Sandy Pritchard-Gordon

Sandy Pritchard-Gordon
Theatre Blog

Thursday 2 June 2016

The Threepenny Opera at The Olivier




Musicals aren’t really my thing but one with Rory Kinnear in the cast changes all that.  Simon Stephen’s new version of Bertolt Brecht and Kurt Weill ‘s The Threepenny Opera, based on John Gay’s Beggar’s Opera sees the great actor playing the leading role of Captain Mackheath, aka Mack the Knife or Mackie.

Full of bawdy humour and risqué language, Rufus Norris directs the large cast with aplomb and it is, for the most part, brilliantly entertaining.  Written as a political indictment on capitalism, this version of The Threepenny Opera doesn’t ram the politics down the throat, just highlights the lives lived by the irrepressible hoodlums who inhabit the less than salubrious areas of nineteen twenties London.

Mackheath, the anti-hero, is something of a ladies man as well as being a master criminal and violent leader of a gang of thieves.  Rory Kinnear isn’t the obvious choice for playing a villain who can get any woman he wants into bed, but he does fulfill the criteria laid down by Brecht who suggests that Mackheath should be a “short, stocky man of about 40”.  What Kinnear may lack in sexual magnetism, he more than makes up for in his acting and vocal ability and is the perfect unemotional psychopath.

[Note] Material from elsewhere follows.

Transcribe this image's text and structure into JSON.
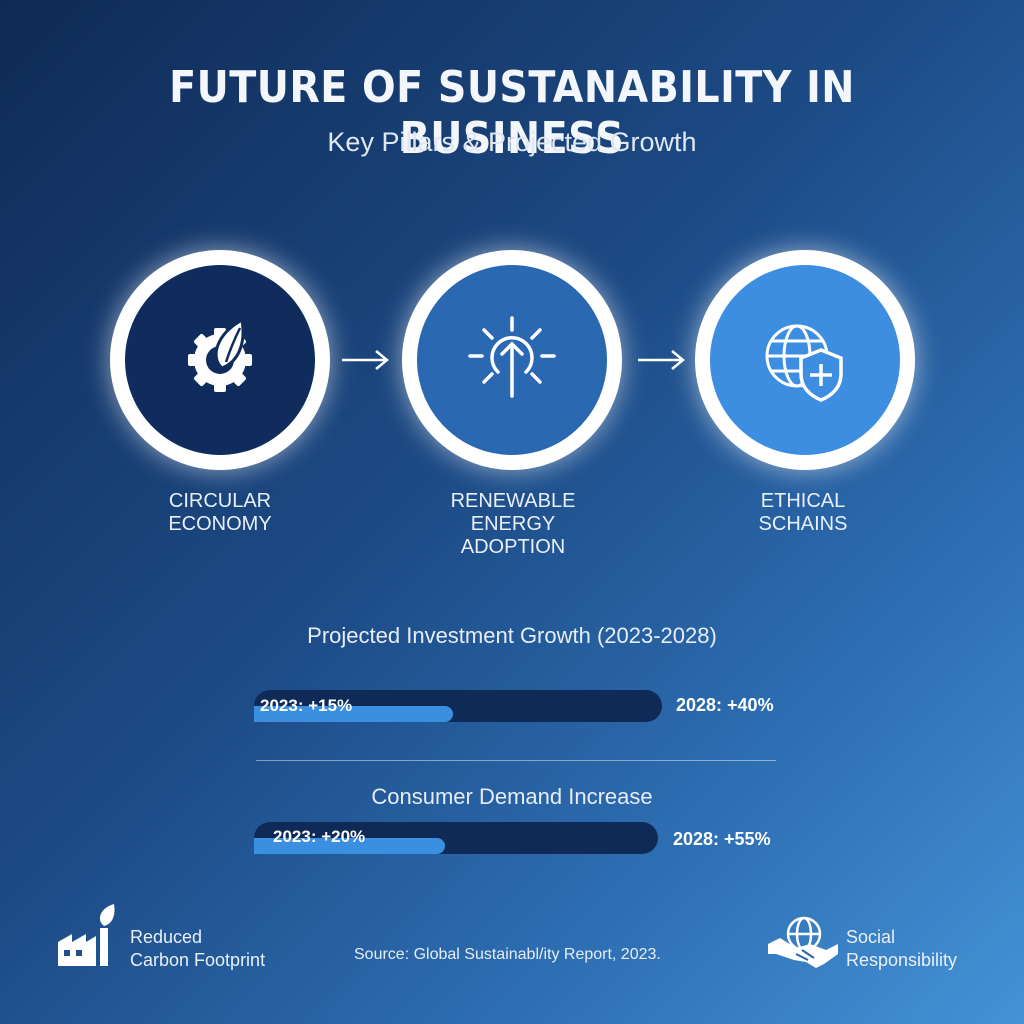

There are plenty more noteworthy cast members, not least Nick Holder’s corrupt Peachum, another member of London’s criminal fraternity who runs the city’s beggars.  Horrified on discovering that the sinister Macheath has married his daughter, Polly, he is determined to wreak revenge.  The rotund and dandyish Holder is dressed as a grotesque, complete with heels and black wig, whilst his wife, Celia, a deliciously over the top Haydn Gwynne, is clad head to toe in a clingy red dress, the perfect vamp.  The vocals from Rosalie Craig as the sharp-witted and canny Polly, Debbie Kurup’s Lucy Brown, Polly’s main rival for Mackie’s affections and Sharon Small’s drug addicted prostitute, Jenny Diver are all spot on. 
Vicky Mortimer has designed a set within a set, comprising flimsy movable screens and scaffolding, easily demolished and depicting the insecure lives these poor unfortunates are forced to endure.  Their existence is neither cheery nor sunny.

That’s not to say that The Threepenny Opera is all doom and gloom.  There are many laughs in this vulgar satire that cocks a snook at various modern social ills, and the casting of the disabled and speech-impaired actor Jamie Beddard as Matthias, aka The Shadow is inspired. 

Whilst there were a couple of moments during Act I when I doubted my attention could be held for the entire play, Act II more than lived up to expectations.  Rufus Norris is onto a winner with this unusual and exuberant musical that mixes cabaret with jazz and delights and shocks in equal measure.  And let’s not forget Musical Director David Shrubsole, whose use of an eight-piece band, in action on stage rather than an orchestra pit ensures that the songs propel the action perfectly.